’Internationale samenwerking milieu-monitoring op zee kan nog wel een zetje gebruiken’
Achttien deelnemende kennisinstituten uit landen rond de Noordzee en Keltische Zee werkten de afgelopen anderhalf jaar in een proefproject aan voorbeelden en methoden voor gezamenlijke monitoring voor de Europese Kaderrichtlijn Mariene Strategie (KRM). Eind juli werd het Europese project afgerond. Projectcoördinator Lisette Enserink (Rijkswaterstaat) vertelt over de resultaten en plannen voor gezamenlijke monitoring via satellieten.
De deelnemende instituten werkten in het project aan gezamenlijk monitoring voor de Europese Kaderrichtlijn Mariene Strategie (KRM). Dat gebeurde met financiering van de Europese Commissie. Lisette hierover: ‘Alle landen die aan zee liggen, hebben van oudsher de neiging om monitoring op hun eigen manier te doen. Dat hindert een gezamenlijke beschrijving en beoordeling van de kwaliteit van het mariene milieu, een van de kernopgaven van de KRM. Het is efficiënter en mogelijk goedkoper als dat gezamenlijk gebeurt, zeker nu er voor de KRM nog veel meer monitoring nodig is. Je moet echter wel met concrete voorstellen komen en die hebben we in dit project uitgezocht. Instituten die zich met visserij- en milieu-monitoring bezighouden deden mee. We hebben eerst een database (username: jmpguest; password jmpguest) gemaakt met alle monitoringprogramma’s voor de KRM, compleet met zoekcriteria voor KRM-indicatoren. Daarmee kun je opzoeken waar deze indicatoren nu al op de Noordzee en de Keltische Zee worden gemeten en wie de contactpersonen van de programma’s zijn. Zo kun je monitoringsprogramma’s koppelen. Het gaat nu alleen nog om informatie in tekst. Een volgende stap kan zijn dat we een kaart aan de database toevoegen waarop je schepen kunt volgen die onderzoek op zee doen. Dit is in een parallel project in de Oostzee ontwikkeld. Er zijn al gesprekken met de Rijksrederij om gegevens uit te wisselen over vaartochten en het delen van scheepstijd. Ook België heeft interesse om hieraan mee te doen.’
Monitoring via satelliet
‘We willen nu aan de hand van drie KRM-indicatoren de internationale samenwerking nog een stap verder brengen: algenbiomassa (chlorofyl), benthos en haaien en roggen. Monitoring is voor elk van deze indicatoren een uitdaging. Dat komt door de kosten om voldoende informatie te krijgen voor een beoordeling die aan de KRM-eisen voldoet. We hebben bekeken hoe de monitoring nu loopt en hoe we die door samen monitoringsprogramma’s te ontwerpen en uit te voeren kunnen verbeteren. Je moet eerst goed weten welke indicatoren je gaat meten, hoeveel meetlocaties je daarvoor nodig hebt en op welke manier je die metingen kunt combineren. Grensoverschrijdend. Dan zijn effectievere en goedkopere monitoringsprogramma’s mogelijk. Voor het meten van algen bijvoorbeeld gebruikt nu ieder land zijn eigen methode. We kunnen daarvoor ook satellietbeelden gebruiken, zodat ieder land met dezelfde resultaten werkt. Scheepsbemonsteringen blijven dan wel nodig als controle, maar die kunnen minder vaak en dat bespaart geld.’

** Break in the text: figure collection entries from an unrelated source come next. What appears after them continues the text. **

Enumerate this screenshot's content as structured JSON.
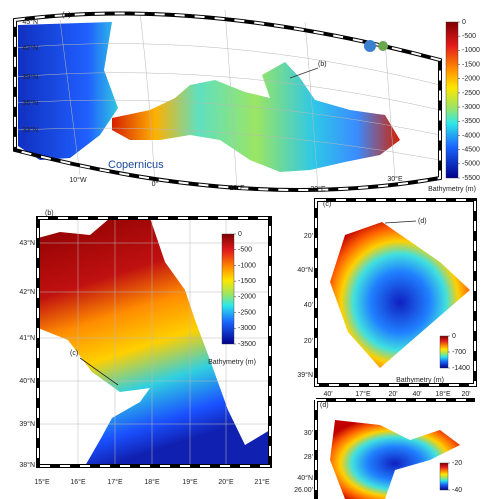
{
  "panel_a": {
    "label": "(a)",
    "callout": "(b)",
    "logo": "Copernicus",
    "lat_labels": [
      "45°N",
      "42°N",
      "39°N",
      "36°N",
      "33°N"
    ],
    "lon_labels": [
      "10°W",
      "0°",
      "10°E",
      "20°E",
      "30°E"
    ],
    "colorbar": {
      "ticks": [
        0,
        -500,
        -1000,
        -1500,
        -2000,
        -2500,
        -3000,
        -3500,
        -4000,
        -4500,
        -5000,
        -5500
      ],
      "title": "Bathymetry (m)"
    }
  },
  "panel_b": {
    "label": "(b)",
    "callout": "(c)",
    "lat_labels": [
      "43°N",
      "42°N",
      "41°N",
      "40°N",
      "39°N",
      "38°N"
    ],
    "lon_labels": [
      "15°E",
      "16°E",
      "17°E",
      "18°E",
      "19°E",
      "20°E",
      "21°E"
    ],
    "colorbar": {
      "ticks": [
        0,
        -500,
        -1000,
        -1500,
        -2000,
        -2500,
        -3000,
        -3500
      ],
      "title": "Bathymetry (m)"
    }
  },
  "panel_c": {
    "label": "(c)",
    "callout": "(d)",
    "lat_labels": [
      "20'",
      "40°N",
      "40'",
      "20'",
      "39°N"
    ],
    "lon_labels": [
      "40'",
      "17°E",
      "20'",
      "40'",
      "18°E",
      "20'"
    ],
    "colorbar": {
      "ticks": [
        0,
        -700,
        -1400
      ],
      "title": "Bathymetry (m)"
    }
  },
  "panel_d": {
    "label": "(d)",
    "lat_labels": [
      "30'",
      "28'",
      "40°N",
      "26.00'"
    ],
    "colorbar": {
      "ticks": [
        -20,
        -40
      ]
    }
  }
}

Internationale samenwerking
Milieu-monitoring loopt nog ver achter op visserij-monitoring als het om internationale samenwerking gaat, zegt Lisette tot slot. ‘Dat komt doordat de internationale afspraken over methoden en beoordeling niet erg dwingend zijn en ze veel ruimte laten voor nationale invulling. Visserij-monitoring en ook de evaluatie van de resultaten worden gezamenlijk aangestuurd door Europese afspraken. Voor een betere technische en economische samenwerking heb je dus beleidsmakers nodig, die internationale samenwerking actief stimuleren. Daarom worden de resultaten van de (drie) parallelle monitoringsprojecten, naast de Noordzee en Keltische Zee liepen ook projecten in de Oostzee en de Middellandse en Zwarte Zee, in november aan de vergadering van mariene directeuren gepresenteerd. Daarmee willen we nog eens het belang van zo’n samenwerking onder de aandacht brengen. Roeland Allewijn, directeur bij Rijkswaterstaat Water, Verkeer en Leefomgeving, heeft inmiddels laten weten dat hij zich voor samenwerking op de Noordzee gaat inzetten.’